Jack, en realidad tú y yo nunca hemos tenido ocasión de hablar desde que estás aquí. Es una firma muy grande. Espero que un día de estos podamos ir a comer juntos.»

«Estupendo, Barry. Dile a tu secretaria que le pase a la mía unas cuantas fechas.»

En aquel momento Jack se dio cuenta de que Barry no era mal tipo. Le había estropeado una fiesta, ¿y qué? Comparado cómo trataban los socios a los subordinados, Jack lo había tenido fácil. Además, Barry era un abogado de empresas de primera fila y Jack podía aprender mucho con él.

Jack pasó por delante de la mesa de la secretaria de Barry, pero Sheila no estaba en su puesto.

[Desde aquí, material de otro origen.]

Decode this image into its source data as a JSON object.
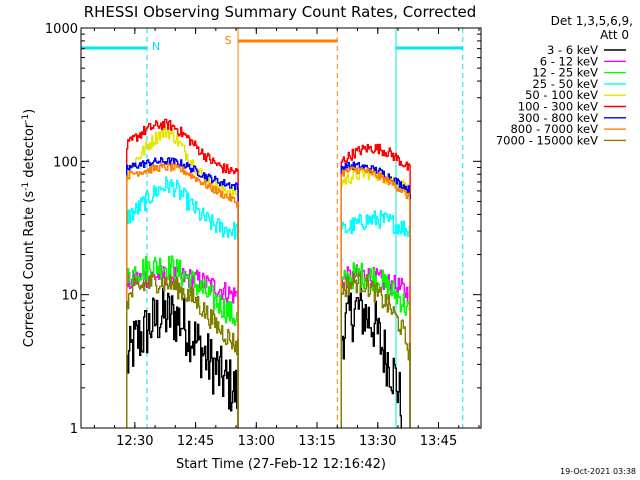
{
  "colors": {
    "background": "#ffffff",
    "axis": "#000000",
    "cyan_markers": "#00e5ee",
    "orange_markers": "#ff8000"
  },
  "chart_data": {
    "type": "line",
    "title": "RHESSI Observing Summary Count Rates, Corrected",
    "xlabel": "Start Time (27-Feb-12 12:16:42)",
    "ylabel_main": "Corrected Count Rate (s",
    "ylabel_sup1": "-1",
    "ylabel_mid": " detector",
    "ylabel_sup2": "-1",
    "ylabel_end": ")",
    "x_ticks": [
      "12:30",
      "12:45",
      "13:00",
      "13:15",
      "13:30",
      "13:45"
    ],
    "y_ticks": [
      "1",
      "10",
      "100",
      "1000"
    ],
    "yscale": "log",
    "ylim": [
      1,
      1000
    ],
    "xlim": [
      "12:16:42",
      "13:55:30"
    ],
    "legend_header": [
      "Det 1,3,5,6,9,",
      "Att 0"
    ],
    "legend_placement": "right",
    "timestamp": "19-Oct-2021 03:38",
    "annotations": {
      "night_label": "N",
      "saa_label": "S",
      "night_bars": [
        [
          "12:16:42",
          "12:33:00"
        ],
        [
          "13:34:30",
          "13:51:00"
        ]
      ],
      "night_lines": [
        "12:16:42",
        "12:33:00",
        "13:34:30",
        "13:51:00"
      ],
      "saa_bars": [
        [
          "12:55:30",
          "13:20:00"
        ]
      ],
      "saa_lines": [
        "12:55:30",
        "13:20:00"
      ]
    },
    "series": [
      {
        "name": "3 - 6 keV",
        "color": "#000000",
        "segments": [
          {
            "t": [
              "12:28:00",
              "12:30:00",
              "12:32:00",
              "12:34:00",
              "12:36:00",
              "12:38:00",
              "12:40:00",
              "12:42:00",
              "12:44:00",
              "12:46:00",
              "12:48:00",
              "12:50:00",
              "12:52:00",
              "12:54:00",
              "12:55:30"
            ],
            "y": [
              3,
              4.5,
              5,
              6,
              6.8,
              7,
              6.8,
              6,
              5,
              4,
              3.2,
              2.8,
              2.3,
              2,
              1.8
            ]
          },
          {
            "t": [
              "13:21:00",
              "13:23:00",
              "13:25:00",
              "13:27:00",
              "13:29:00",
              "13:31:00",
              "13:33:00",
              "13:35:00",
              "13:36:00"
            ],
            "y": [
              5,
              7,
              8,
              7,
              6,
              4,
              3,
              2,
              1.2
            ]
          }
        ]
      },
      {
        "name": "6 - 12 keV",
        "color": "#ff00ff",
        "segments": [
          {
            "t": [
              "12:28:00",
              "12:30:00",
              "12:33:00",
              "12:36:00",
              "12:39:00",
              "12:42:00",
              "12:45:00",
              "12:48:00",
              "12:51:00",
              "12:54:00",
              "12:55:30"
            ],
            "y": [
              12,
              13,
              13.5,
              14,
              14,
              13.5,
              13,
              12,
              11,
              10,
              10
            ]
          },
          {
            "t": [
              "13:21:00",
              "13:24:00",
              "13:27:00",
              "13:30:00",
              "13:33:00",
              "13:36:00",
              "13:38:00"
            ],
            "y": [
              13,
              14,
              14,
              13,
              12,
              11,
              10
            ]
          }
        ]
      },
      {
        "name": "12 - 25 keV",
        "color": "#00ff00",
        "segments": [
          {
            "t": [
              "12:28:00",
              "12:30:00",
              "12:33:00",
              "12:36:00",
              "12:39:00",
              "12:42:00",
              "12:45:00",
              "12:48:00",
              "12:51:00",
              "12:54:00",
              "12:55:30"
            ],
            "y": [
              13,
              15,
              16,
              16.5,
              16,
              14,
              12,
              10,
              8.5,
              7,
              6.5
            ]
          },
          {
            "t": [
              "13:21:00",
              "13:24:00",
              "13:27:00",
              "13:30:00",
              "13:33:00",
              "13:36:00",
              "13:38:00"
            ],
            "y": [
              12,
              14,
              14,
              13,
              11,
              9,
              7
            ]
          }
        ]
      },
      {
        "name": "25 - 50 keV",
        "color": "#00ffff",
        "segments": [
          {
            "t": [
              "12:28:00",
              "12:30:00",
              "12:33:00",
              "12:36:00",
              "12:38:00",
              "12:40:00",
              "12:43:00",
              "12:46:00",
              "12:49:00",
              "12:52:00",
              "12:55:30"
            ],
            "y": [
              38,
              42,
              52,
              62,
              67,
              63,
              50,
              40,
              34,
              31,
              30
            ]
          },
          {
            "t": [
              "13:21:00",
              "13:24:00",
              "13:27:00",
              "13:30:00",
              "13:33:00",
              "13:36:00",
              "13:38:00"
            ],
            "y": [
              30,
              33,
              36,
              37,
              35,
              32,
              30
            ]
          }
        ]
      },
      {
        "name": "50 - 100 keV",
        "color": "#e5e500",
        "segments": [
          {
            "t": [
              "12:28:00",
              "12:30:00",
              "12:33:00",
              "12:36:00",
              "12:38:00",
              "12:40:00",
              "12:43:00",
              "12:46:00",
              "12:49:00",
              "12:52:00",
              "12:55:30"
            ],
            "y": [
              82,
              100,
              130,
              160,
              168,
              150,
              110,
              82,
              70,
              62,
              58
            ]
          },
          {
            "t": [
              "13:21:00",
              "13:24:00",
              "13:27:00",
              "13:30:00",
              "13:33:00",
              "13:36:00",
              "13:38:00"
            ],
            "y": [
              70,
              78,
              82,
              80,
              74,
              66,
              58
            ]
          }
        ]
      },
      {
        "name": "100 - 300 keV",
        "color": "#ff0000",
        "segments": [
          {
            "t": [
              "12:28:00",
              "12:30:00",
              "12:33:00",
              "12:36:00",
              "12:38:00",
              "12:40:00",
              "12:43:00",
              "12:46:00",
              "12:49:00",
              "12:52:00",
              "12:55:30"
            ],
            "y": [
              130,
              150,
              175,
              188,
              190,
              178,
              150,
              120,
              100,
              88,
              82
            ]
          },
          {
            "t": [
              "13:21:00",
              "13:24:00",
              "13:27:00",
              "13:30:00",
              "13:33:00",
              "13:36:00",
              "13:38:00"
            ],
            "y": [
              100,
              115,
              125,
              125,
              115,
              98,
              85
            ]
          }
        ]
      },
      {
        "name": "300 - 800 keV",
        "color": "#0000ff",
        "segments": [
          {
            "t": [
              "12:28:00",
              "12:30:00",
              "12:33:00",
              "12:36:00",
              "12:39:00",
              "12:42:00",
              "12:45:00",
              "12:48:00",
              "12:51:00",
              "12:54:00",
              "12:55:30"
            ],
            "y": [
              88,
              93,
              97,
              100,
              100,
              95,
              85,
              76,
              70,
              66,
              64
            ]
          },
          {
            "t": [
              "13:21:00",
              "13:24:00",
              "13:27:00",
              "13:30:00",
              "13:33:00",
              "13:36:00",
              "13:38:00"
            ],
            "y": [
              90,
              93,
              90,
              85,
              76,
              66,
              60
            ]
          }
        ]
      },
      {
        "name": "800 - 7000 keV",
        "color": "#ff8000",
        "segments": [
          {
            "t": [
              "12:28:00",
              "12:30:00",
              "12:33:00",
              "12:36:00",
              "12:39:00",
              "12:42:00",
              "12:45:00",
              "12:48:00",
              "12:51:00",
              "12:54:00",
              "12:55:30"
            ],
            "y": [
              78,
              82,
              86,
              90,
              90,
              85,
              75,
              65,
              58,
              52,
              48
            ]
          },
          {
            "t": [
              "13:21:00",
              "13:24:00",
              "13:27:00",
              "13:30:00",
              "13:33:00",
              "13:36:00",
              "13:38:00"
            ],
            "y": [
              82,
              87,
              85,
              78,
              70,
              60,
              52
            ]
          }
        ]
      },
      {
        "name": "7000 - 15000 keV",
        "color": "#808000",
        "segments": [
          {
            "t": [
              "12:28:00",
              "12:30:00",
              "12:33:00",
              "12:36:00",
              "12:39:00",
              "12:42:00",
              "12:45:00",
              "12:48:00",
              "12:51:00",
              "12:54:00",
              "12:55:30"
            ],
            "y": [
              9,
              11,
              12,
              12.5,
              12,
              10.5,
              9,
              7,
              5.5,
              4.5,
              4
            ]
          },
          {
            "t": [
              "13:21:00",
              "13:24:00",
              "13:27:00",
              "13:30:00",
              "13:33:00",
              "13:36:00",
              "13:38:00"
            ],
            "y": [
              11,
              12.5,
              12,
              10,
              8,
              5.5,
              3.5
            ]
          }
        ]
      }
    ]
  }
}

Entonces Jack vio las cajas amontonadas contra la pared. La puerta del despacho de Barry estaba cerraba. Jack llamó sin obtener respuesta. Abrió la puerta y se quedó de piedra. Cerró los ojos y los volvió a abrir incrédulo. Las librerías estaban vacías, en la pared sólo se veían las manchas más claras donde habían estado colgados los diplomas y certificados.

«¿Qué diablos?» Cenó la puerta y al volverse chocó con Sheila.

La mujer, siempre muy profesional y seria en el trato, sin un pelo fuera de lugar y las gafas bien montadas en el caballete de la nariz, estaba hecha unos zorros. Había sido la secretaria de Barry durante diez años. Miró a Jack con un destello de furia en los ojos que desapareció en un segundo. Le dio la espalda, volvió a su despacho y comenzó a preparar las cajas. Jack la observó atónito.

– Sheila, ¿qué demonios pasa? ¿Dónde está Barry? -Ella no le respondió. Movía las manos cada vez más rápido hasta que llegó un momento en que tiraba las cosas dentro de la caja. Jack se acercó, miró la caja-. ¿Sheila? -repitió- Dime qué está pasando. ¡Sheila!-Él le cogió una mano. Ella le dio una bofetada, algo que la conmovió tanto que se desplomó en la silla. Poco a poco agachó la cabeza hasta apoyarla en la mesa y se echó a llorar.

Jack miró a su alrededor. ¿Barry estaba muerto? ¿Había sufrido un accidente mortal y nadie se había molestado en avisarle? ¿La firma era tan enorme, tan insensible? ¿Se enteraría por una nota interior? Se miró las manos. Estaban temblando.